Being assigned to the division of General McPherson, he shared in its various campaigns until March 7, 1864, when, in command of a division of the Army of the Tennessee, he took part in the Red River expedition, where he protected the fleet of Admiral Porter in an arduous and severely-contested series of fights during his retreat to Alexandria,-a retreat made necessary by the disaster to Banks's army at Sabine Cross-Roads. The exposure of this campaign ruined his health. He was granted leave of absence until January, 1865, when he was assigned to command of the military district of South Alabama, and later to the post and district of Mobile.

His commission as brevet major-general was dated as of March 13, 1865, and he was honorably mustered out of the service January 15, 1866. Such is a brief resume of services which, told in detail, were most brilliant and won the encomiums of all his commanding generals, and the confidence of his officers and men.
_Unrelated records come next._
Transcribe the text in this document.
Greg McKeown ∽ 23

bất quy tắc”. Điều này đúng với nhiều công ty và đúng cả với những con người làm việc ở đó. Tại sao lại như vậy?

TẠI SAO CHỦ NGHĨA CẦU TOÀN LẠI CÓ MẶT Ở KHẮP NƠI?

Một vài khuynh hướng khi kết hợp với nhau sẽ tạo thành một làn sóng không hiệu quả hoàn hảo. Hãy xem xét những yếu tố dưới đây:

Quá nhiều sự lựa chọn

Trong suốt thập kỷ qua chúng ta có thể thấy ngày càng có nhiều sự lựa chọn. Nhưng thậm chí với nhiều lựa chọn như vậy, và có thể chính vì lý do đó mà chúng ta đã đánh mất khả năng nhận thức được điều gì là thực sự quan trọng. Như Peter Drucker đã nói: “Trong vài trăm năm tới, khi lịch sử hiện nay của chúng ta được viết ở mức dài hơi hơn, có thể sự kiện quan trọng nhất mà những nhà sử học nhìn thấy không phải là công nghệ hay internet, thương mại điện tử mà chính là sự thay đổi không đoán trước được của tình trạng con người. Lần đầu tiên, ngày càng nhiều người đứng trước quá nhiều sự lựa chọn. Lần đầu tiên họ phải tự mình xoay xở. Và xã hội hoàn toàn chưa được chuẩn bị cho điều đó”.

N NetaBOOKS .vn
After the war General Smith held no official position save that of consul at Panama, for a time during the administration of President Johnson. His constitution was badly undermined by the diseases incurred during his campaigns, and most of the later years of his life were spent in domestic retirement at his residence, Jonesdale, Philadelphia. In 1887 he went to New York to aid in the management of a journal in that city, but his strength was not equal to the strain put upon it, and he died, after a brief illness, December 14 of that year.

General Smith married in 1848 Elizabeth B. McCullough, of an old Ohio family. She, with five sons and three daughters, survives him.